At some point I decided to kneel. I do not remember why. Something motivated me to do that, I’m not sure what. My wife, Lisa, and I lived in a crummy townhouse at the time and my first impression from kneeling was that my knees hurt because the concrete was right under the carpet. I also recall that I kind of felt that kneeling to pray was a very Christian thing to do and I wanted nothing to do with anything that involved Christians.

One of those pads for gardeners to kneel on was very helpful. My knees learned gratitude before I did.

But it was on my knees that I first started to sense that I was not speaking into empty, uncaring air. There was no revelation, no burning bush. I simply had a sensation that I was no longer alone. At first that feeling was quite spooky, and I could feel the hairs on my neck rise and the goosebumps on my arms. Then it become comforting.

Lisa and I were not getting along so well early in my sobriety. She was very angry at the things I had done and that she had not done. I was furious with her; couldn’t she see how tough my life was? I felt very alone, and the time spent on my knees each morning was precious to me because I did not feel so alone at those moments.

Starting each day on my knees, asking for the gift of sobriety for one more day, asking that I be given a chance to be of service, these things set the tone for the day. I am not able to do this on my own. I need help and that help must come from some source outside of myself; something more powerful than me.

It has been about three years since I started kneeling to pray. I can tell you that now that things are calm, now that I do not feel so very alone, sometimes, in fact, more often that not, I don’t feel that special “I am not alone” feeling when I kneel to pray. It’s not that the Goddess is not there.

I think some of that is my attitude. The more casual prayer becomes, the less focused on it I am, the less likely I am to feel Her presence.
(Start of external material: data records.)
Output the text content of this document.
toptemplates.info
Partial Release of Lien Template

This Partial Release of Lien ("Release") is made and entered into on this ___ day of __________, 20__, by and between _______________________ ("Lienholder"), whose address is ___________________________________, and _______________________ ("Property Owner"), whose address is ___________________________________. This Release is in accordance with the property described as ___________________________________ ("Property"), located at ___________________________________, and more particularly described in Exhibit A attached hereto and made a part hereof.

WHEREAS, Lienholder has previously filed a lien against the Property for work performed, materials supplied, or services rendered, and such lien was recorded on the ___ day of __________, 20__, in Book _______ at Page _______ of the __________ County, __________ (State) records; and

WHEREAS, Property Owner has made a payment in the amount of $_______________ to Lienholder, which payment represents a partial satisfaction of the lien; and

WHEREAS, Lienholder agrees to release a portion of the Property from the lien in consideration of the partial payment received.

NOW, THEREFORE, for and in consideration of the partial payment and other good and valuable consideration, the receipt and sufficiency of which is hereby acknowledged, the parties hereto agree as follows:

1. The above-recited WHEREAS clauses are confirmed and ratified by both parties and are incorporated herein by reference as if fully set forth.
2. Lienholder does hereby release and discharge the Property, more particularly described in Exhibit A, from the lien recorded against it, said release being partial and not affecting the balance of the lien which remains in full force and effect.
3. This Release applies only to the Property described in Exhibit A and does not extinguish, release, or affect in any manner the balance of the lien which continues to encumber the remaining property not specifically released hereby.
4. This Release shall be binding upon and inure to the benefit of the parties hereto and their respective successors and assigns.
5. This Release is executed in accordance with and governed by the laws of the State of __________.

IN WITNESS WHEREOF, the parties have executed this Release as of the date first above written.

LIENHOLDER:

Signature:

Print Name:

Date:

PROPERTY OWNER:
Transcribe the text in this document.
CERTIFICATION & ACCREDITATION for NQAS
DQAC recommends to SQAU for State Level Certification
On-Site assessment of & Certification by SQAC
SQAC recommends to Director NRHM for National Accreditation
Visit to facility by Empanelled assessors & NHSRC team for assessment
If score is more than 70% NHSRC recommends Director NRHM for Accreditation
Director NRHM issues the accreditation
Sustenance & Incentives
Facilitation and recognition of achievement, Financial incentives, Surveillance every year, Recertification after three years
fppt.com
Some of that comes from the fact that the feeling of a Presence is a subtle feeling and is easily lost among the clamors of the world around me and the distractions within my own mind.

She’s there though. When I least expect it, She reminds me. Most of the time it is a pleasant experience: “Oh! That was the Goddess!” Sometimes, it is pretty harsh. That usually happens when I am wrapped up in my selfish wants, needs and desires. That is not the result of Her punishing me. The discomfort comes from deliberately walking into a wall She has built.

I don’t really much care if kneeling is a Christian thing anymore. It’s an Andy thing now, and it is all about starting the day knowing that I am powerless, but that I have access to the power.

I’m really a blessed person. I don’t always appreciate it, but I am.